CISO: Why we will probably stick with CrowdStrike

CrowdStrike has to take 99% of the blame, but it could happen to others too

CISO: Why we will probably stick with CrowdStrike

Image:
CISO: Why we will probably stick with CrowdStrike

The failed CrowdStrike update last week caused worldwide havoc. Havoc for hundreds of thousands of customers, for those who rely on their services, and for CrowdStrike itself, which saw its stock plummet as a result of the biggest IT outage of all time.

There have been arguments on social media over the technical causes of the issue, and the company's very survival has been the subject of much online conjecture.

However, CrowdStrike's competitors have been notably quiet on the issue, conscious, perhaps, that it could have happened to them.

A chief information security officer (CISO) at a well-known insurance intermediary and CrowdStrike customer, who asked not to be identified, told Computing, that while Windows crashes had made for a busy weekend, the fact the company is "cloud first" with few standalone devices had made mitigation relatively straightforward. CrowdStrike provided prompt notification and clear instructions, the CISO said.

The company is considering its options, but will probably retain the security vendor.

"My conclusion is we should stay with CrowdStrike for three reasons," the CISO said.

"Number one, they're the best at what they do. Number two, had we gone to somebody else and this happened, we'd have been in the same position anyway.

"Three, if we went somewhere else and this happened, would we get the same sort of transparency and immediate remediation that we got from CrowdStrike? In my opinion, no we wouldn't because CrowdStrike have got such an important set of clients, they have to be faster and they have to be quick with their remediation."

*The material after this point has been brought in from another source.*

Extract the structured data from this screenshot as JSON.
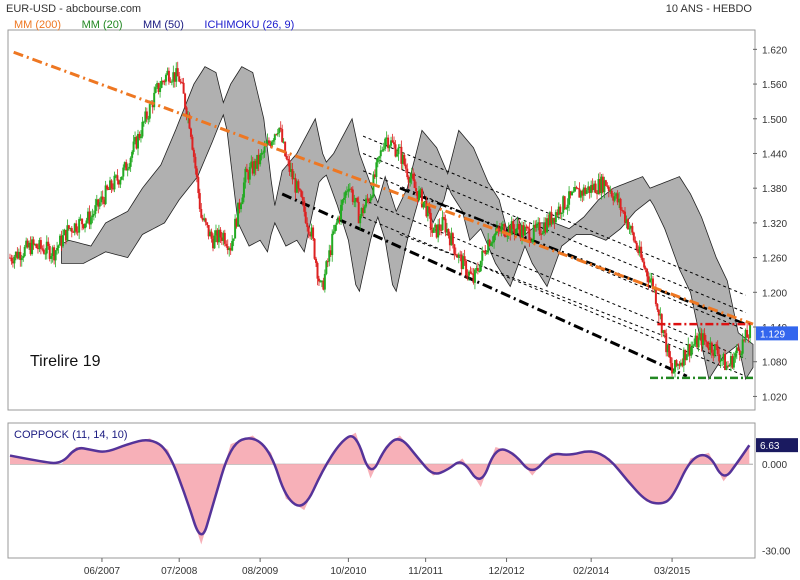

The impact of the outage was disproportionate to the number of devices affected (only around 1% of Windows machines went down) owing to the nature of its customers, which include many Fortune 500 and large public sector organisations, the CISO pointed out.

The CISO refused to speculate on the causes of the mega-outage, indicating that some of the commentary on social media is dubious at best.

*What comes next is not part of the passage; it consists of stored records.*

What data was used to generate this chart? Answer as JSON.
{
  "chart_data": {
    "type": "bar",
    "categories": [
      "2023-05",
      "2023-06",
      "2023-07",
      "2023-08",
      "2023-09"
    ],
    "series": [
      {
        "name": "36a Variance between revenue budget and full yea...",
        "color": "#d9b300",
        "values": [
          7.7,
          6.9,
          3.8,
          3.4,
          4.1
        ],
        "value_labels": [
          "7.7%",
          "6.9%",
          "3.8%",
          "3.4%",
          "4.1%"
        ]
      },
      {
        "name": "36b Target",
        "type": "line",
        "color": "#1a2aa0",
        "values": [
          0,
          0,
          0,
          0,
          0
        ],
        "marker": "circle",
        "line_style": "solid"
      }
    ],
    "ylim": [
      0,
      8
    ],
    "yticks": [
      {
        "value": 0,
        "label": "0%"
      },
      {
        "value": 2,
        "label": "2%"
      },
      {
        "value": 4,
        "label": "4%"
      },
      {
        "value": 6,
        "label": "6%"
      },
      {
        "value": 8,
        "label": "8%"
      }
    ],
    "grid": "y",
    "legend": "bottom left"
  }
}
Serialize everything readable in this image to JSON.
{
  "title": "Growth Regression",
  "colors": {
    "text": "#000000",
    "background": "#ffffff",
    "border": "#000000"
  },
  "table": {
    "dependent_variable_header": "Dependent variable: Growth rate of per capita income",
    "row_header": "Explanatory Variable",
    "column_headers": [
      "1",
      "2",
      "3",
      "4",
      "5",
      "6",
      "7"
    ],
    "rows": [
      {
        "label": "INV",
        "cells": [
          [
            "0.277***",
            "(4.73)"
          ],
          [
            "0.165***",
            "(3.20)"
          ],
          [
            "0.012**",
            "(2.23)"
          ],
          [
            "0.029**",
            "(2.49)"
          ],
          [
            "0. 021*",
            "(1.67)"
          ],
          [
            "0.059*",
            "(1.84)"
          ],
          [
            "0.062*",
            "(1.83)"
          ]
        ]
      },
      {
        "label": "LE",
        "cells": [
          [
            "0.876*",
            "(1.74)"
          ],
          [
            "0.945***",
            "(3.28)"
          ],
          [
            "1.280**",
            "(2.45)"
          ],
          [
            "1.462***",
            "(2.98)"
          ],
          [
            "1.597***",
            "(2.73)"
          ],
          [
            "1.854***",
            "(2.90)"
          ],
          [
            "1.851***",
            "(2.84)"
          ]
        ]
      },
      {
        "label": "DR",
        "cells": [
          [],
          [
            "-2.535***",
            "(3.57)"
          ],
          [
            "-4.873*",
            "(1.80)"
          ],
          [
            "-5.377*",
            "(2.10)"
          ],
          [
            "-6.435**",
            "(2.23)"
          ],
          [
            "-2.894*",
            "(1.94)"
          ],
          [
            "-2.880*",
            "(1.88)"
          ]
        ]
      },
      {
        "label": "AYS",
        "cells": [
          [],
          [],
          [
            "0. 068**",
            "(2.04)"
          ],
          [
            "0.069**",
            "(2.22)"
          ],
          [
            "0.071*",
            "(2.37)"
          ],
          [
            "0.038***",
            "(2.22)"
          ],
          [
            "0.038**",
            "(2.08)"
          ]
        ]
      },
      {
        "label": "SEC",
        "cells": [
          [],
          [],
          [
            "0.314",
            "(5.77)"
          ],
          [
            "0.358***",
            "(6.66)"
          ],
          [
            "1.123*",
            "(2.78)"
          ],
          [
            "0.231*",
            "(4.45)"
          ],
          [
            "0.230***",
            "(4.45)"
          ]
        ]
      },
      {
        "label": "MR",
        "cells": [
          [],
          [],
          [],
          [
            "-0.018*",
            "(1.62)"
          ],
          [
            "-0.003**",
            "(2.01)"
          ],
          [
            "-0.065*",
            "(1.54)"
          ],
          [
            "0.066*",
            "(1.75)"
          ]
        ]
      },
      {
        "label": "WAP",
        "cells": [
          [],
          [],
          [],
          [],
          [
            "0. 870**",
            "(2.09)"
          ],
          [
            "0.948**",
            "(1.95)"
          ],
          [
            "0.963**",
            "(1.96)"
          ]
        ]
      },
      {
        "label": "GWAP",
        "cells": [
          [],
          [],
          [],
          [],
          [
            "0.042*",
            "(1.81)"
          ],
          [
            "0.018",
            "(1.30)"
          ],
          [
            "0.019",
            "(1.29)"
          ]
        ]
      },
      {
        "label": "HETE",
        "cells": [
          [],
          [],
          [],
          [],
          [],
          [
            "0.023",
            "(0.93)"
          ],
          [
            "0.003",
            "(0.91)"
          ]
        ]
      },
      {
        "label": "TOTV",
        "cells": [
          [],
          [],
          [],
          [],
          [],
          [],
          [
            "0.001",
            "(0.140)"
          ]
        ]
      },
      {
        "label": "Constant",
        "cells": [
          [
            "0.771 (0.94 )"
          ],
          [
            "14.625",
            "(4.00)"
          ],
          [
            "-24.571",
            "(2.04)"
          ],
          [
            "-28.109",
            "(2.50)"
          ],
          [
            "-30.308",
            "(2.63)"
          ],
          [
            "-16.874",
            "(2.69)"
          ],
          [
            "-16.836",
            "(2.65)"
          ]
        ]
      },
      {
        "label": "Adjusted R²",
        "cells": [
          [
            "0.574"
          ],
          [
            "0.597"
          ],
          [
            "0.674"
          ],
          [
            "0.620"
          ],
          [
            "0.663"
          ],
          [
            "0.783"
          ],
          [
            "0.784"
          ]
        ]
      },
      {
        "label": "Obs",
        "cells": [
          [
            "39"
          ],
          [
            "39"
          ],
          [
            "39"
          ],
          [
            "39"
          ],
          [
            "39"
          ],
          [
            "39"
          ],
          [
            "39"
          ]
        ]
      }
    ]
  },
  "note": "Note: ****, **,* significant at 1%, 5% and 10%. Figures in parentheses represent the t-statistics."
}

"I think we have to reserve judgment until CrowdStrike come out and tell us. They will be honest. They promise transparency, and they have to be transparent because of the customers they have."

Microsoft, despite being the target of criticism of its third-party code signing procedures and controls around kernel access, was not the guilty party here. Effective endpoint detection and response (EDR) will probably always require kernel access and that's the case for some type of access to the kernel on Apple and Linux devices as well, the CISO said.

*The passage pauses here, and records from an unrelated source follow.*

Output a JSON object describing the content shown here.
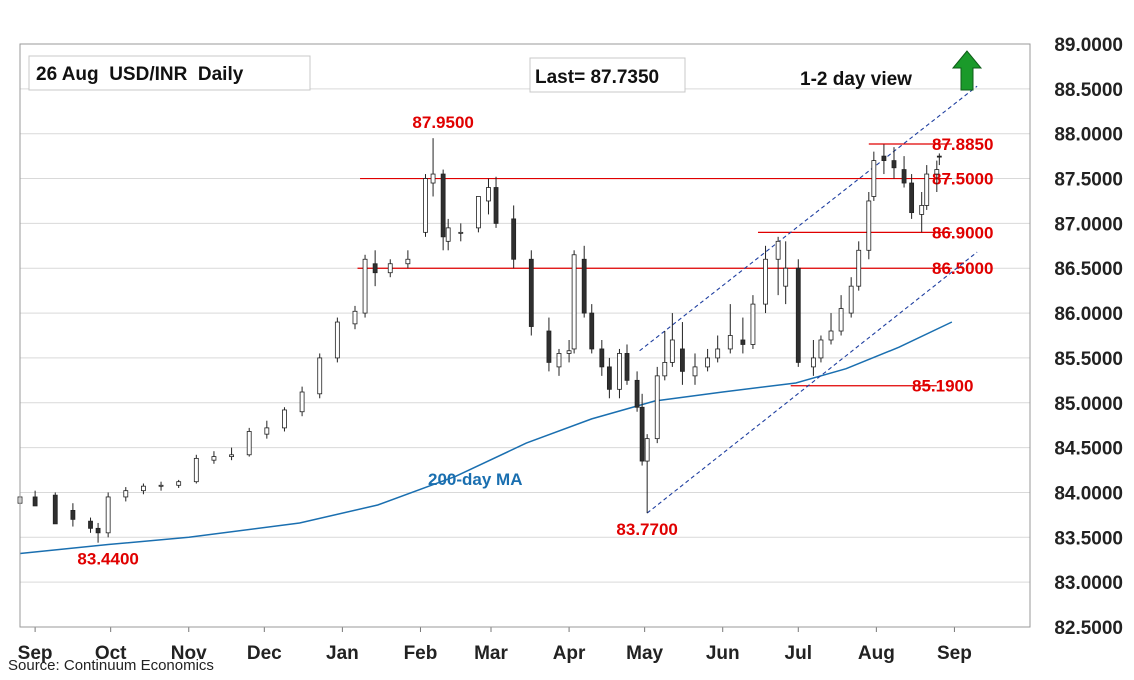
{
  "source": "Source: Continuum Economics",
  "colors": {
    "level_lines": "#e00000",
    "ma_line": "#1a6fb0",
    "channel": "#1f3fa0",
    "candle_up": "#ffffff",
    "candle_down": "#2f2f2f",
    "grid": "#d9d9d9",
    "arrow": "#1a9a2a"
  },
  "chart_data": {
    "type": "candlestick",
    "title": "26 Aug  USD/INR  Daily",
    "last_label": "Last= 87.7350",
    "view_label": "1-2 day view",
    "view_direction": "up-arrow-icon",
    "ma_label": "200-day MA",
    "ylim": [
      82.5,
      89.0
    ],
    "y_ticks": [
      "89.0000",
      "88.5000",
      "88.0000",
      "87.5000",
      "87.0000",
      "86.5000",
      "86.0000",
      "85.5000",
      "85.0000",
      "84.5000",
      "84.0000",
      "83.5000",
      "83.0000",
      "82.5000"
    ],
    "y_tick_values": [
      89.0,
      88.5,
      88.0,
      87.5,
      87.0,
      86.5,
      86.0,
      85.5,
      85.0,
      84.5,
      84.0,
      83.5,
      83.0,
      82.5
    ],
    "x_ticks": [
      "Sep",
      "Oct",
      "Nov",
      "Dec",
      "Jan",
      "Feb",
      "Mar",
      "Apr",
      "May",
      "Jun",
      "Jul",
      "Aug",
      "Sep"
    ],
    "x_tick_dates": [
      "2024-09-01",
      "2024-10-01",
      "2024-11-01",
      "2024-12-01",
      "2025-01-01",
      "2025-02-01",
      "2025-03-01",
      "2025-04-01",
      "2025-05-01",
      "2025-06-01",
      "2025-07-01",
      "2025-08-01",
      "2025-09-01"
    ],
    "x_range": [
      "2024-08-26",
      "2025-10-01"
    ],
    "levels": [
      {
        "label": "87.8850",
        "value": 87.885,
        "from": "2025-07-29",
        "to": "2025-08-31"
      },
      {
        "label": "87.5000",
        "value": 87.5,
        "from": "2025-01-08",
        "to": "2025-08-31"
      },
      {
        "label": "86.9000",
        "value": 86.9,
        "from": "2025-06-15",
        "to": "2025-08-31"
      },
      {
        "label": "86.5000",
        "value": 86.5,
        "from": "2025-01-07",
        "to": "2025-08-31"
      },
      {
        "label": "85.1900",
        "value": 85.19,
        "from": "2025-06-28",
        "to": "2025-08-25"
      }
    ],
    "annotations": [
      {
        "label": "87.9500",
        "date": "2025-02-10",
        "value": 87.95,
        "pos": "above"
      },
      {
        "label": "83.7700",
        "date": "2025-05-02",
        "value": 83.77,
        "pos": "below"
      },
      {
        "label": "83.4400",
        "date": "2024-09-30",
        "value": 83.44,
        "pos": "below"
      }
    ],
    "channel": {
      "upper": [
        {
          "date": "2025-04-29",
          "value": 85.58
        },
        {
          "date": "2025-09-10",
          "value": 88.53
        }
      ],
      "lower": [
        {
          "date": "2025-05-02",
          "value": 83.77
        },
        {
          "date": "2025-09-10",
          "value": 86.68
        }
      ]
    },
    "ma_200": {
      "dates": [
        "2024-08-26",
        "2024-09-30",
        "2024-11-01",
        "2024-12-15",
        "2025-01-15",
        "2025-02-15",
        "2025-03-15",
        "2025-04-10",
        "2025-05-05",
        "2025-06-01",
        "2025-06-30",
        "2025-07-20",
        "2025-08-10",
        "2025-08-31"
      ],
      "values": [
        83.32,
        83.42,
        83.5,
        83.66,
        83.86,
        84.18,
        84.55,
        84.82,
        85.02,
        85.12,
        85.22,
        85.38,
        85.62,
        85.9
      ]
    },
    "series": [
      {
        "dates": [
          "2024-08-26",
          "2024-09-01",
          "2024-09-09",
          "2024-09-16",
          "2024-09-23",
          "2024-09-26",
          "2024-09-30",
          "2024-10-07",
          "2024-10-14",
          "2024-10-21",
          "2024-10-28",
          "2024-11-04",
          "2024-11-11",
          "2024-11-18",
          "2024-11-25",
          "2024-12-02",
          "2024-12-09",
          "2024-12-16",
          "2024-12-23",
          "2024-12-30",
          "2025-01-06",
          "2025-01-10",
          "2025-01-14",
          "2025-01-20",
          "2025-01-27",
          "2025-02-03",
          "2025-02-06",
          "2025-02-10",
          "2025-02-12",
          "2025-02-17",
          "2025-02-24",
          "2025-02-28",
          "2025-03-03",
          "2025-03-10",
          "2025-03-17",
          "2025-03-24",
          "2025-03-28",
          "2025-04-01",
          "2025-04-03",
          "2025-04-07",
          "2025-04-10",
          "2025-04-14",
          "2025-04-17",
          "2025-04-21",
          "2025-04-24",
          "2025-04-28",
          "2025-04-30",
          "2025-05-02",
          "2025-05-06",
          "2025-05-09",
          "2025-05-12",
          "2025-05-16",
          "2025-05-21",
          "2025-05-26",
          "2025-05-30",
          "2025-06-04",
          "2025-06-09",
          "2025-06-13",
          "2025-06-18",
          "2025-06-23",
          "2025-06-26",
          "2025-07-01",
          "2025-07-07",
          "2025-07-10",
          "2025-07-14",
          "2025-07-18",
          "2025-07-22",
          "2025-07-25",
          "2025-07-29",
          "2025-07-31",
          "2025-08-04",
          "2025-08-08",
          "2025-08-12",
          "2025-08-15",
          "2025-08-19",
          "2025-08-21",
          "2025-08-25",
          "2025-08-26"
        ]
      },
      {
        "name": "open",
        "values": [
          83.88,
          83.95,
          83.97,
          83.8,
          83.68,
          83.6,
          83.55,
          83.95,
          84.02,
          84.07,
          84.08,
          84.12,
          84.36,
          84.4,
          84.42,
          84.65,
          84.72,
          84.9,
          85.1,
          85.5,
          85.88,
          86.0,
          86.55,
          86.45,
          86.55,
          86.9,
          87.45,
          87.55,
          86.8,
          86.9,
          86.95,
          87.25,
          87.4,
          87.05,
          86.6,
          85.8,
          85.4,
          85.55,
          85.6,
          86.6,
          86.0,
          85.6,
          85.4,
          85.15,
          85.55,
          85.25,
          84.95,
          84.35,
          84.6,
          85.3,
          85.45,
          85.6,
          85.3,
          85.4,
          85.5,
          85.6,
          85.7,
          85.65,
          86.1,
          86.6,
          86.3,
          86.5,
          85.4,
          85.5,
          85.7,
          85.8,
          86.0,
          86.3,
          86.7,
          87.3,
          87.75,
          87.7,
          87.6,
          87.45,
          87.1,
          87.2,
          87.55,
          87.75
        ]
      },
      {
        "name": "high",
        "values": [
          83.98,
          84.02,
          84.0,
          83.88,
          83.72,
          83.66,
          84.0,
          84.06,
          84.1,
          84.12,
          84.14,
          84.42,
          84.46,
          84.5,
          84.72,
          84.8,
          84.95,
          85.18,
          85.55,
          85.95,
          86.08,
          86.65,
          86.7,
          86.6,
          86.7,
          87.55,
          87.95,
          87.6,
          87.05,
          87.0,
          87.3,
          87.5,
          87.52,
          87.2,
          86.7,
          85.95,
          85.6,
          85.7,
          86.7,
          86.75,
          86.1,
          85.7,
          85.5,
          85.6,
          85.65,
          85.35,
          85.1,
          84.65,
          85.4,
          85.8,
          86.0,
          85.9,
          85.55,
          85.6,
          85.75,
          86.1,
          85.95,
          86.2,
          86.75,
          86.85,
          86.8,
          86.6,
          85.7,
          85.75,
          86.0,
          86.2,
          86.4,
          86.8,
          87.35,
          87.8,
          87.88,
          87.85,
          87.75,
          87.55,
          87.35,
          87.65,
          87.7,
          87.78
        ]
      },
      {
        "name": "low",
        "values": [
          83.82,
          83.88,
          83.75,
          83.62,
          83.55,
          83.44,
          83.5,
          83.9,
          83.98,
          84.02,
          84.05,
          84.1,
          84.32,
          84.36,
          84.4,
          84.6,
          84.68,
          84.85,
          85.05,
          85.45,
          85.82,
          85.95,
          86.3,
          86.4,
          86.5,
          86.85,
          87.3,
          86.7,
          86.7,
          86.8,
          86.9,
          87.1,
          86.95,
          86.5,
          85.75,
          85.35,
          85.3,
          85.45,
          85.55,
          85.95,
          85.55,
          85.3,
          85.05,
          85.05,
          85.2,
          84.9,
          84.3,
          83.77,
          84.55,
          85.25,
          85.4,
          85.2,
          85.2,
          85.35,
          85.45,
          85.55,
          85.55,
          85.6,
          86.0,
          86.2,
          86.1,
          85.4,
          85.3,
          85.45,
          85.65,
          85.75,
          85.95,
          86.25,
          86.6,
          87.25,
          87.55,
          87.5,
          87.4,
          87.05,
          86.9,
          87.15,
          87.35,
          87.65
        ]
      },
      {
        "name": "close",
        "values": [
          83.95,
          83.85,
          83.65,
          83.7,
          83.6,
          83.55,
          83.95,
          84.02,
          84.07,
          84.08,
          84.12,
          84.38,
          84.4,
          84.42,
          84.68,
          84.72,
          84.92,
          85.12,
          85.5,
          85.9,
          86.02,
          86.6,
          86.45,
          86.55,
          86.6,
          87.5,
          87.55,
          86.85,
          86.95,
          86.9,
          87.3,
          87.4,
          87.0,
          86.6,
          85.85,
          85.45,
          85.55,
          85.58,
          86.65,
          86.0,
          85.6,
          85.4,
          85.15,
          85.55,
          85.25,
          84.95,
          84.35,
          84.6,
          85.3,
          85.45,
          85.7,
          85.35,
          85.4,
          85.5,
          85.6,
          85.75,
          85.65,
          86.1,
          86.6,
          86.8,
          86.5,
          85.45,
          85.5,
          85.7,
          85.8,
          86.05,
          86.3,
          86.7,
          87.25,
          87.7,
          87.7,
          87.62,
          87.45,
          87.12,
          87.2,
          87.55,
          87.6,
          87.74
        ]
      }
    ]
  }
}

"The truth is, as other people have said, Windows is actually quite a secure environment nowadays. And it really takes a big quality control mistake to do what CrowdStrike did. CrowdStrike has to take 99% of the blame here."

Can customers claim on cyber insurance?

News is starting to emerge of efforts to launch class action lawsuits against CrowdStrike, the CISO was in little doubt that the company would survive, given its customer base and market share. Alternatives include SentinelOne, Microsoft Defender and "a host of smaller players", but they are not exactly equivalent, and could be more expensive.

"Microsoft does do the EDR if you pay for the licences and the infrastructure and assign the right licencing. It takes the telemetry from the Defender product and puts the EDR on top, but you have to pay for that."

So, will organisations that lost business in the outage be able to claim for those losses on their cyber insurance? This depends on the individual policy, but the CISO thought it unlikely in most cases, as this was not a cyberattack. However, they may be able to claim on business disruption policies, depending on restrictions within the policy, and whether organisations feel it's worth claiming.

In terms of agreements from the vendor, CrowdStrike provides warrantees against getting hacked, but not against going down. However, many of its customers are Fortune 500, so they may well have individual SLAs in place. "As an American firm, these agreements are usually pretty watertight," the CISO said.